The ambitions of the IETF in practical terms
Energy intensive industries will have to implement energy efficiency deployment projects that meet strict specifications:
- estimate of energy consumption before and after the implementation of an action plan (with the number of kWh saved);
- implementation of energy savings on an industrial process;
- proof of the effectiveness of the technology deployed to make energy savings (tests, demonstrations and results);
- compliance with predefined standards and guidelines (e.g seasonal performance factor or ISO 50001).
For enhanced performance, the IETF encourages the renewal of equipment. However, to adequately plan for the renewal of tools, it is important to understand the impacts of the existing equipment and processes. Digitalizing the site is the first step. Collecting, aggregating and monitoring energy and process data provides information and transparency within a plant. Putting that information in the hands of the right people is critical to achieving real reductions in both energy and CO2.
Digital solutions to meet these ambitious targets
Digitalizing industry step by step
Decarbonizing industry is a major project that requires a range of actions from operating more efficiency today to implementing major de-carbonization technologies. And yet to ensure the success of the initiative, a key parameter needs to be taken into account: the economic reality. This is a key issue for manufacturers in order to reduce consumption while maintaining the quality and volume of production.
Most industrial sites generate data but their digital maturity varies. However, monitoring of a few carefully chosen Key Performance Indicators (KPIs) with powerful visual analytics already delivers significant benefits.
For more mature sites, the implementation of advanced monitoring allows users to go further in reducing energy consumption by identifying and managing the energy-critical elements of the manufacturing process in real-time. The goal is to reduce the amount of energy (and hence CO2) while ensuring the quality of the product is always maintained.
Need proof? Discover the infographic on the uses and role of digital in Energy Management.
Monitoring and optimizing its consumption
Energy is the pulse of industry. Developing an energy efficiency strategy is therefore a critical issue of growing importance. To reduce the energy costs and carbon footprint of industry, one of the most effective solutions is the use of digital tools enabling businesses to monitor their consumption in real time and therefore optimize it.
Choosing good indicators, compliance with standards, monitoring industrial processes using KPIs and estimating energy consumption are supported by digital tools.
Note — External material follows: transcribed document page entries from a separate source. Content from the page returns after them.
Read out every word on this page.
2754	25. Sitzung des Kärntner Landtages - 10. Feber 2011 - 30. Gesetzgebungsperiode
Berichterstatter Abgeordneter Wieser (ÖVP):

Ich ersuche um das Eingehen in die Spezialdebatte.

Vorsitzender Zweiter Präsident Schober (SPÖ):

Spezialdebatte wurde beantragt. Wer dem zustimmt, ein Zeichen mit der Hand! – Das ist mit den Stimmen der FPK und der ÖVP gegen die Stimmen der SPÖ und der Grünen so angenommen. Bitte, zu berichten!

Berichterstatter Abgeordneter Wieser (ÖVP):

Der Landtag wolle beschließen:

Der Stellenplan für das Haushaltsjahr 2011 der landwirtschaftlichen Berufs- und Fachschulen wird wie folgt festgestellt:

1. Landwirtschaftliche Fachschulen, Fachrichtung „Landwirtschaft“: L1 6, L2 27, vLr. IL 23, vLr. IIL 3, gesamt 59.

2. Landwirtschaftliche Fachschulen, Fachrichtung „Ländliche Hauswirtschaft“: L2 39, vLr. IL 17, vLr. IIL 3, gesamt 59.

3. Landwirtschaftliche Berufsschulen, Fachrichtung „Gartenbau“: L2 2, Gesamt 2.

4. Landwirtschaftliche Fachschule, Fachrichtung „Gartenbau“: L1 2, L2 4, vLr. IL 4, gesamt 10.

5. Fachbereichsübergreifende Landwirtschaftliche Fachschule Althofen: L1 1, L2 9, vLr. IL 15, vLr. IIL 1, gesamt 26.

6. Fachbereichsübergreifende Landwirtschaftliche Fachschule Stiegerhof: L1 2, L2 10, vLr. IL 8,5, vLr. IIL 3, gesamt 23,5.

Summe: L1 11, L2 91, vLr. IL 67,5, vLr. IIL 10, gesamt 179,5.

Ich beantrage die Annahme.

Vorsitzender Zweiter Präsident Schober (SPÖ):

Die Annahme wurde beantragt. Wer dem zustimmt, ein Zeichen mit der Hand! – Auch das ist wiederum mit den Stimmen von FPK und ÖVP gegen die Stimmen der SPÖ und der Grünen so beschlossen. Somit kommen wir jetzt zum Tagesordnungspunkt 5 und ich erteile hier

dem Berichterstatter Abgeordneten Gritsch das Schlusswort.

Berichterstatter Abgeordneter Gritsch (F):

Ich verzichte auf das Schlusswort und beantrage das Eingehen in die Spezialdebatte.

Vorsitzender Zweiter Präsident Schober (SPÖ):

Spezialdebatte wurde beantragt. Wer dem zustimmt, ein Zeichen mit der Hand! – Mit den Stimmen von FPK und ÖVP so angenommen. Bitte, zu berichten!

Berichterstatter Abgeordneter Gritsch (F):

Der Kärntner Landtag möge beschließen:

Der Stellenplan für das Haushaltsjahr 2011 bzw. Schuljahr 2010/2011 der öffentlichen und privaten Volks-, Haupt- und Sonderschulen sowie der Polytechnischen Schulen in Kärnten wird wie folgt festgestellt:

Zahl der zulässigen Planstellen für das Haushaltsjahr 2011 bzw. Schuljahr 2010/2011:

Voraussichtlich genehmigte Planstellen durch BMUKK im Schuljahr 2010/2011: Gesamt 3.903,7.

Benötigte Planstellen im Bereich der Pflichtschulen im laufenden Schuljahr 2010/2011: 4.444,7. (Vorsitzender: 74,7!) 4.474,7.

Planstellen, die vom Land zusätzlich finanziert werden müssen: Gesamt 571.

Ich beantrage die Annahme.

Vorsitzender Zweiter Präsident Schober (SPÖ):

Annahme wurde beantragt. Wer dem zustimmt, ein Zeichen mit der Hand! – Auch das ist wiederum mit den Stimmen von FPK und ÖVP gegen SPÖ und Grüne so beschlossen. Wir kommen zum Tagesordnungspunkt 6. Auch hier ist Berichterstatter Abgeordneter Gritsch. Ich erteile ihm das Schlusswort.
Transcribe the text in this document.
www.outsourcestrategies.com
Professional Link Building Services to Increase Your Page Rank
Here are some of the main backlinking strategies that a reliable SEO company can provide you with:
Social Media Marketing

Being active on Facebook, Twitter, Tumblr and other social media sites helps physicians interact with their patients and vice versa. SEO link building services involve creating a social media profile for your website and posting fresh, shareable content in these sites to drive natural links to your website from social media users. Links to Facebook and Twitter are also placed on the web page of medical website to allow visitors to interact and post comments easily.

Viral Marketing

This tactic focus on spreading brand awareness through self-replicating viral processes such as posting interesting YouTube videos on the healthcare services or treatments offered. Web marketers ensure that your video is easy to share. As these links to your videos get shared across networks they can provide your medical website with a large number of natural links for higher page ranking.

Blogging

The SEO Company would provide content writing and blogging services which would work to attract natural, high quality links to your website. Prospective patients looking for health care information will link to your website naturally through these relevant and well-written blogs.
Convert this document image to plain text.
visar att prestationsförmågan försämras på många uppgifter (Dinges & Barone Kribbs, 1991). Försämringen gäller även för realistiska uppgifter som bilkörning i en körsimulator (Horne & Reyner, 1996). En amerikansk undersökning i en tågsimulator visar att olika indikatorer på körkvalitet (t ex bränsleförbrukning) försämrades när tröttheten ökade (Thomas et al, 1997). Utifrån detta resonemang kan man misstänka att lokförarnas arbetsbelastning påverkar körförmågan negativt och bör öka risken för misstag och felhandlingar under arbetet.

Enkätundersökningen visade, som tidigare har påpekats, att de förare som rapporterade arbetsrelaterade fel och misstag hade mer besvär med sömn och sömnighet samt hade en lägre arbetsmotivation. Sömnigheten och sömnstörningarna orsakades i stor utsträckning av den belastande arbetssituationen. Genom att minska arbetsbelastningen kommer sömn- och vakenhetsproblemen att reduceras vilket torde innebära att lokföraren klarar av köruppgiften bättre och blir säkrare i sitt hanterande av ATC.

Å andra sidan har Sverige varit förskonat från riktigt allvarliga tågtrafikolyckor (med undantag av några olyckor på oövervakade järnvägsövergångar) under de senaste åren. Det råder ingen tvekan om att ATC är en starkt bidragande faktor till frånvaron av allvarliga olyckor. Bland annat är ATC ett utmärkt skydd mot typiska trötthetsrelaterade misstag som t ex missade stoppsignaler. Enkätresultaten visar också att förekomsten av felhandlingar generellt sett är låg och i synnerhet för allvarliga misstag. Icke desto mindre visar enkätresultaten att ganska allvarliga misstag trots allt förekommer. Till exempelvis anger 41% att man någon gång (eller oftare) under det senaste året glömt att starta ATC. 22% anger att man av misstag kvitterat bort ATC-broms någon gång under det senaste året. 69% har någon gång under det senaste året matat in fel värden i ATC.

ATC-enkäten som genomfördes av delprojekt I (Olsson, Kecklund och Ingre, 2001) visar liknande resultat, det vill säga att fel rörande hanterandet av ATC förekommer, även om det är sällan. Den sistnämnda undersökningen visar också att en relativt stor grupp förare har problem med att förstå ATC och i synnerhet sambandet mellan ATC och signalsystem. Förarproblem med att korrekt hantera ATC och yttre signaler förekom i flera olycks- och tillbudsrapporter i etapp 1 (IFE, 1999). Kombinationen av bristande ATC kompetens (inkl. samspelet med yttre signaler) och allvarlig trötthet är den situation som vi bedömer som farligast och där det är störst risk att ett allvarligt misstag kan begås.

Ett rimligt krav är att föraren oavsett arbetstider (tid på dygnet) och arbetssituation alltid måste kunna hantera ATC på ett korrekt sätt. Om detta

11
These operational solutions therefore help businesses follow the IETF specifications in order to optimize energy performance and thereby meet the targets set by the United Kingdom.
The investment drive of £315 million set out by the UK government aims to reduce GHG emissions by around 2 million tonnes between 2028 to 2032. Many manufacturers could benefit from this opportunity and commit to innovative energy management which involves multiple teams. In the drive for energy performance, digital tools have proved to be effective. And how do you manage your energy consumption? Are you ready to meet the challenge of achieving carbon neutrality by 2050?